DNA - storing masses of data
It’s one thing to store a PC’s worth of data - records, finances etc., but what about on a much bigger scale? Tim Revell spoke to Tim Cutts, head of scientific computing at the Wellcome Sanger Institute in Cambridge where a large amount of the human genome was sequenced, First up, Tim R asked Tim C how DNA and genomes relate to the subject of data storage...
Tim C - Your genome is actually data. It is the software which your cells use to build you and run you. In order to understand human disease well, we need to sequence genomes, compare them with what people’s medical state might be, and from that we can determine what mistakes might be in the genome which lead to a particular disorder. That’s what the Sanger Institute does.
Tim R - When you say sequencing, that’s reading and understanding this software that is written in our genome?
Tim C - Right. And the technology that’s being used to do that has become enormously faster, very quickly. The original human genome project took around ten years and cost a billion dollars. It was a massive international project. The Sanger Institute now has the capability of sequencing about 61 whole human genomes a day.
Tim R - That’s a lot of software to get through!
Tim C - It is an awful lot of software for us to get through.
Tim R - If you have ever tried to read software, it’s actually quite difficult unless someone’s very nicely written next to it what all the lines of code mean. But with DNA there isn’t notes written next to each line of code so how do you go about understanding what’s written in the DNA?
Tim C - The first thing we have to do is gather a lot of samples because, if we only have one and we compare with what your medical condition might be, we will find that there are lots of places where you are different from someone else. But we don’t know which of those changes actually causes your issue so we have to do it lots of times for many people, and then we get an idea of well, we’ve seen that one before, now we know where we’re going. So that’s where the scale comes from, we have to compare a lot of these things in order to find an answer.
Tim R - What are the challenges in that? There’s a lot of information in a genome and you’ve got a lot of genomes.
Tim C - The first one is that the genome is quite large - it’s about 3 billion letters long. And we also have to sequence it multiple times in order to get a good sense of what each genome looks like, so we end up with about 50 gigabytes of data for each genome.
Tim R - Wow! That’s a lot of information.

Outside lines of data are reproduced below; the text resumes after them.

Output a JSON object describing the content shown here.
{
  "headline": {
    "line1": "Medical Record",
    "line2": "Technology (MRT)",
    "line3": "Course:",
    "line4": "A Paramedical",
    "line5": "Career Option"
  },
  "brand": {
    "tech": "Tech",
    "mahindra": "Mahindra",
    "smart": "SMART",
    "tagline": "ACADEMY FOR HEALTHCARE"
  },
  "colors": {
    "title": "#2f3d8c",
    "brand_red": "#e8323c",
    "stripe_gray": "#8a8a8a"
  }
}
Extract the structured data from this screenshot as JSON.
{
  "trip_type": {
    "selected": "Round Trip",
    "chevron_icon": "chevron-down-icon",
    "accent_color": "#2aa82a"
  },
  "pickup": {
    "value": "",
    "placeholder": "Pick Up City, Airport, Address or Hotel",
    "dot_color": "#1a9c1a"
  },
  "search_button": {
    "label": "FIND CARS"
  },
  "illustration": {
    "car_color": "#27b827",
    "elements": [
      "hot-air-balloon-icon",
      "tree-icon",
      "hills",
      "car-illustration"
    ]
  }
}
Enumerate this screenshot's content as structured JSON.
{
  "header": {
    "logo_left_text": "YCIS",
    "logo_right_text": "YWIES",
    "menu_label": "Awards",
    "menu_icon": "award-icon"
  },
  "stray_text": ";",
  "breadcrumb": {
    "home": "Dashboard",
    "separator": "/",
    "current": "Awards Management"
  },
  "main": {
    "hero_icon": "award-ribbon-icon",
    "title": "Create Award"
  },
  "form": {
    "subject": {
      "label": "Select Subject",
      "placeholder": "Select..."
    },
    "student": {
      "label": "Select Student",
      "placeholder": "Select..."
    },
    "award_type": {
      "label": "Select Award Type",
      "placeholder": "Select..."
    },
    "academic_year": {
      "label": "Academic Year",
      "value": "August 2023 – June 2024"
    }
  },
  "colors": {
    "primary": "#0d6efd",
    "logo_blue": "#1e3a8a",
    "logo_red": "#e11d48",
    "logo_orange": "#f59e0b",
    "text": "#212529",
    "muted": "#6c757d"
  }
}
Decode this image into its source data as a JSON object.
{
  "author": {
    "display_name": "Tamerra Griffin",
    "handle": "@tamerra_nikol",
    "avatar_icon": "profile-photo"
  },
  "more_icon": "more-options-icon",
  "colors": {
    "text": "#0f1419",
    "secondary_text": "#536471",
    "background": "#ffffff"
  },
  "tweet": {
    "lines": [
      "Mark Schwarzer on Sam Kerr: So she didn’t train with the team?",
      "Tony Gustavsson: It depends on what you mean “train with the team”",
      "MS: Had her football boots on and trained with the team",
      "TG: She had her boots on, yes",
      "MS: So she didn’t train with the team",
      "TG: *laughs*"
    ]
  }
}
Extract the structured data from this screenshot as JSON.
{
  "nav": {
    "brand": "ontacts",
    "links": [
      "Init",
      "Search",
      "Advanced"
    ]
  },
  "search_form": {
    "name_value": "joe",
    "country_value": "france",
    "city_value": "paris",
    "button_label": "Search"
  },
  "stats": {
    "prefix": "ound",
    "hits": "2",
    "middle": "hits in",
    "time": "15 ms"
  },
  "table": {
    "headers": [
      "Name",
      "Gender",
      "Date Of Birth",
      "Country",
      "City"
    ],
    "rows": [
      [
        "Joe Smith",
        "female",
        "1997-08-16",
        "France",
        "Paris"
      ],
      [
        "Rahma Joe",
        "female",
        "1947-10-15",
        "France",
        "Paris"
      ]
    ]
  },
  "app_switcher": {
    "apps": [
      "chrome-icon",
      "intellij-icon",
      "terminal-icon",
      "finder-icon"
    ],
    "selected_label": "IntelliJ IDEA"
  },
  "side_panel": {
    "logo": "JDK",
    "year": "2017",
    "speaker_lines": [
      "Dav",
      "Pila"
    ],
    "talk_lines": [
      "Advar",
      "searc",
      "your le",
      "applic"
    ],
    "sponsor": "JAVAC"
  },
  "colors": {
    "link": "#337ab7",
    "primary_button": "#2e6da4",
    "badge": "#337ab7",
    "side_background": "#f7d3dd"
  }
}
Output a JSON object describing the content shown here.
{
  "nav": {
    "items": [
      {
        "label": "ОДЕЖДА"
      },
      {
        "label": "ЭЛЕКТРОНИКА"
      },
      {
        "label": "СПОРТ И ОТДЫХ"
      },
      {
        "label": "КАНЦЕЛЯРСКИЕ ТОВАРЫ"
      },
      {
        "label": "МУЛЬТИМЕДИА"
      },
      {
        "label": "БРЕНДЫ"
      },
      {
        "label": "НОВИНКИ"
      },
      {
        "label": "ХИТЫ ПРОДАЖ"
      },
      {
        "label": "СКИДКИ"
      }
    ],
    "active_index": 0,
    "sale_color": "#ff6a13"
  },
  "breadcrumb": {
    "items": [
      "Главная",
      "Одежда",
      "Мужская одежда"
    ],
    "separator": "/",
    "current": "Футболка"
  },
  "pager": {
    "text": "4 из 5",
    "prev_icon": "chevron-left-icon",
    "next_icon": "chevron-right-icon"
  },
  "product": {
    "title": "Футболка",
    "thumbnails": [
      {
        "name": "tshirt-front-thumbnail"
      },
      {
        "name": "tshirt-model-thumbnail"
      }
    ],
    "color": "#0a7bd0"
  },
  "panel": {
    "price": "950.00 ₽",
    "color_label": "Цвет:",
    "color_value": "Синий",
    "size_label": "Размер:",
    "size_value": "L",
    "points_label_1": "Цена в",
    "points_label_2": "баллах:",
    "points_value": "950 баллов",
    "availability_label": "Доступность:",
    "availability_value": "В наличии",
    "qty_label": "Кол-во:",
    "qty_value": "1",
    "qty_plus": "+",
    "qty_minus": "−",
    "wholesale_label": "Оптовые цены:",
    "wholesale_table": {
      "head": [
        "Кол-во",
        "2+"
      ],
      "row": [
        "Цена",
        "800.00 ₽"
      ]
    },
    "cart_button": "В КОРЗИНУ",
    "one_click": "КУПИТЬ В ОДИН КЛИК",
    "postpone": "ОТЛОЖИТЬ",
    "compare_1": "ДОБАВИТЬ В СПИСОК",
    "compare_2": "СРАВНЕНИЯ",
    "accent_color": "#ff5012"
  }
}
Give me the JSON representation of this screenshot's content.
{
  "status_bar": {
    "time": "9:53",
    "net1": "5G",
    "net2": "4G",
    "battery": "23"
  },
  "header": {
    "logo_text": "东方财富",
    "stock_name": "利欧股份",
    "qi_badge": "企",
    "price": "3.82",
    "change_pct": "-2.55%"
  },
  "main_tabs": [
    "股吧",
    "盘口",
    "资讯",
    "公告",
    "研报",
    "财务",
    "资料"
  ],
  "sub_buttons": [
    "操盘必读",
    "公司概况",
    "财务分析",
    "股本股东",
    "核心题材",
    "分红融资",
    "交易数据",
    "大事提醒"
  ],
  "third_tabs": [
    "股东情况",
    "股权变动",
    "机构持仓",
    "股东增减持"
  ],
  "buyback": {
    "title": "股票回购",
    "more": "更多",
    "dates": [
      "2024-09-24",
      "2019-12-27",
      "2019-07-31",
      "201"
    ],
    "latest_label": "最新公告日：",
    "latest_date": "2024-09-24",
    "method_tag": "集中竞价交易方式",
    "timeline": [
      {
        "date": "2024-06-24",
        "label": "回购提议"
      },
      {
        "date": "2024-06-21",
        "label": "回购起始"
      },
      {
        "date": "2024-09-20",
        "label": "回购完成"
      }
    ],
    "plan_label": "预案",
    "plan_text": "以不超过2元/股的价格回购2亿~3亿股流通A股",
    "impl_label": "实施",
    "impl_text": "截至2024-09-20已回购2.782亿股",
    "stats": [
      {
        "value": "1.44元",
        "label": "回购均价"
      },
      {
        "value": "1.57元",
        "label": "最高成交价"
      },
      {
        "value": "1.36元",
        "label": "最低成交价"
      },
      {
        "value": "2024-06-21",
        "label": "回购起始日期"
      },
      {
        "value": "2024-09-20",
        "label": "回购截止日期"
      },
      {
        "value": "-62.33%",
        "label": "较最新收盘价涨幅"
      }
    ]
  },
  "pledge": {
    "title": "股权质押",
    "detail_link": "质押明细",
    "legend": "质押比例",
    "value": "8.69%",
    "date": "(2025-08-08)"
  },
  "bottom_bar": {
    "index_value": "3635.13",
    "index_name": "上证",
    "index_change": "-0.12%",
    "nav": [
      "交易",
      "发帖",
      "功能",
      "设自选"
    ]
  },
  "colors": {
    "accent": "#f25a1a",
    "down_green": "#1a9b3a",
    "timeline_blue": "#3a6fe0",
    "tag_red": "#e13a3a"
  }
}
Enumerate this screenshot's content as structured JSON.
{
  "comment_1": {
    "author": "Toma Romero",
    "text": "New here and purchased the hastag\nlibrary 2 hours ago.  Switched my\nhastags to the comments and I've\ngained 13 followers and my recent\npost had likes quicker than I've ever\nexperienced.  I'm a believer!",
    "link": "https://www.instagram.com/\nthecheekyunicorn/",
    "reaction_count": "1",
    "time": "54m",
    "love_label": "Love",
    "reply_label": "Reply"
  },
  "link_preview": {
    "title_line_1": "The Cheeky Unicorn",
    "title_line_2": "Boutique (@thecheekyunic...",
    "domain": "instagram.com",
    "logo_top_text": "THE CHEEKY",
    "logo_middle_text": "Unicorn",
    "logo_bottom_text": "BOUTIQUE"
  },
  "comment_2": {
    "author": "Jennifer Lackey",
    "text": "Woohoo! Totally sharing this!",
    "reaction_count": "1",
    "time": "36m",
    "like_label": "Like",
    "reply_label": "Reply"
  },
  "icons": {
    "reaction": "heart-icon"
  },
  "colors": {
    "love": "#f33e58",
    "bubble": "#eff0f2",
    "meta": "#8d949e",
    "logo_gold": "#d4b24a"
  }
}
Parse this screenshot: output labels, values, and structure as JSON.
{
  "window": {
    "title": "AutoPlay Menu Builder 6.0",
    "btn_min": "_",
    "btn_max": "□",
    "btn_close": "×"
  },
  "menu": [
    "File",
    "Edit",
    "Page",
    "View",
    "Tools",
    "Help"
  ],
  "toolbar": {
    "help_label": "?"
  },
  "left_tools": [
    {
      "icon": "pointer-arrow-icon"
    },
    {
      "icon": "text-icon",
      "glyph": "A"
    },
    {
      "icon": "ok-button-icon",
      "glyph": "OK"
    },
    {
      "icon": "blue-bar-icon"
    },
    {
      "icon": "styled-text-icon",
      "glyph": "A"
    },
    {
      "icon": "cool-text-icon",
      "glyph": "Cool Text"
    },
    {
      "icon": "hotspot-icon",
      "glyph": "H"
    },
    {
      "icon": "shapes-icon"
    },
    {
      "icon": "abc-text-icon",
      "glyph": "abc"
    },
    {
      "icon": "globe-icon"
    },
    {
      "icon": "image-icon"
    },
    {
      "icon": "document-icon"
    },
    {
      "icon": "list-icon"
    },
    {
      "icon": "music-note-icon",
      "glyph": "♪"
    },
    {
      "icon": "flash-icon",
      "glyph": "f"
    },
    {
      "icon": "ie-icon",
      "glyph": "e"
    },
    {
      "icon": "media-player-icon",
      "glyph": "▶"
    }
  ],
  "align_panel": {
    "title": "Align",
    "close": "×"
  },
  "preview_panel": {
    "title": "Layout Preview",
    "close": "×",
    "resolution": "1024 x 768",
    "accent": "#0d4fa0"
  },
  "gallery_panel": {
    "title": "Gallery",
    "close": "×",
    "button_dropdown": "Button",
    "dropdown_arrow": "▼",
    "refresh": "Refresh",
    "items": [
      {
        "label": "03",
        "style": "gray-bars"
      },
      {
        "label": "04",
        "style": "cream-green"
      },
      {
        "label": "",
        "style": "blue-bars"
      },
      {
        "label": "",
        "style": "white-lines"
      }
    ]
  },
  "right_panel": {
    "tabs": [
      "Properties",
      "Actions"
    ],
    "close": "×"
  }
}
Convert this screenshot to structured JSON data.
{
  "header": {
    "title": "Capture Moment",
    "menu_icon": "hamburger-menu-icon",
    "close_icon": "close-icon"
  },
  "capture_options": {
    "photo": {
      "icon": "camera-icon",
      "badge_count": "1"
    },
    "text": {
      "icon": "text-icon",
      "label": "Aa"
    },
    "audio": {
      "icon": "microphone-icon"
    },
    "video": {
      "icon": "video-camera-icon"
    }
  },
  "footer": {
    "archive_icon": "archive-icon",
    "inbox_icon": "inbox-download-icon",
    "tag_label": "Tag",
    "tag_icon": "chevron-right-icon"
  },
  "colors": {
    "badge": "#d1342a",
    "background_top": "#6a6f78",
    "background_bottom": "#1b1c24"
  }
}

Tim C - Then you’re doing 60 of those a day and that starts to build up into quite a large dataset.
Tim R - With that dataset, what do you do? I mean, that’s not just humans reading each line and hoping to find a pattern, how do extract any sort of meaning from that?
Tim C - As we were hearing earlier, we also have a supercomputer to do it. We have to do very similar sorts of calculations. We’re quite lucky, our calculations are mostly that each individual processor can run on a separate problem at the same time - a so-called embarrassingly parallel problem. But that’s essentially what we do and those things are running, just as we heard earlier. We have programmers whose job it is write the code to do that analysis.
Tim R - If you were able to understand it all, what would that tell us about being human or what would that be useful for?
Tim C - The big goal for us at the moment really is to design better precision medicine. That’s where we would really like to get to. So if I can find out how you differ from another person I can then say right, you need a particular kind of medicine. That one won’t work for you but that one will and that’s where we’re really trying to get to at the moment.
Tim R - What do you need to get to that?
Tim C - We need a very very large amount of storage. We currently have 50 petabytes - a petabyte is a thousand terabytes. Many of you will have a roughly a 1 terabyte hard disk in your PC at home, so that’s where the 50,000 home PCs comes from. The systems that we’re using have to be extremely fast. Hard disks are actually quite slow; they can only read data at about 100 megabytes a second. So feeding a supercomputer with data at the right speed also requires, not just for the capacity reasons, but you need to use an awful lot of disks just to get the data into the processors. They’re very hungry and they’re very quick.
Tim R - Tim, the Sanger was a forerunner to much of this big data processing. What problems did you run into?
Tim C - We quite rapidly discovered that we were trying to do things at a scale that the equipment that we were buying wasn’t really designed for. So we had to work very closely with the vendors to improve both their hardware and their software to do what we needed it to do.
Tim R - What sort of things did you need it to do? Solving those problems - were they very technical or did it turn out to be useful later on as well?
Tim C - A lot of them became widespread solutions, particularly the software solutions. For example, when you’re dividing up the work to run on the large supercomputer, that works a bit like a post office queue - “the cashier number one please”. The machine says I’m ready for work and you give it work. But we found that we were giving it so many tasks to do that it just couldn’t cope with the number we were giving it. So we worked very closely with that particular company and they improved the software and that’s in use in supercomputing centres all over the world.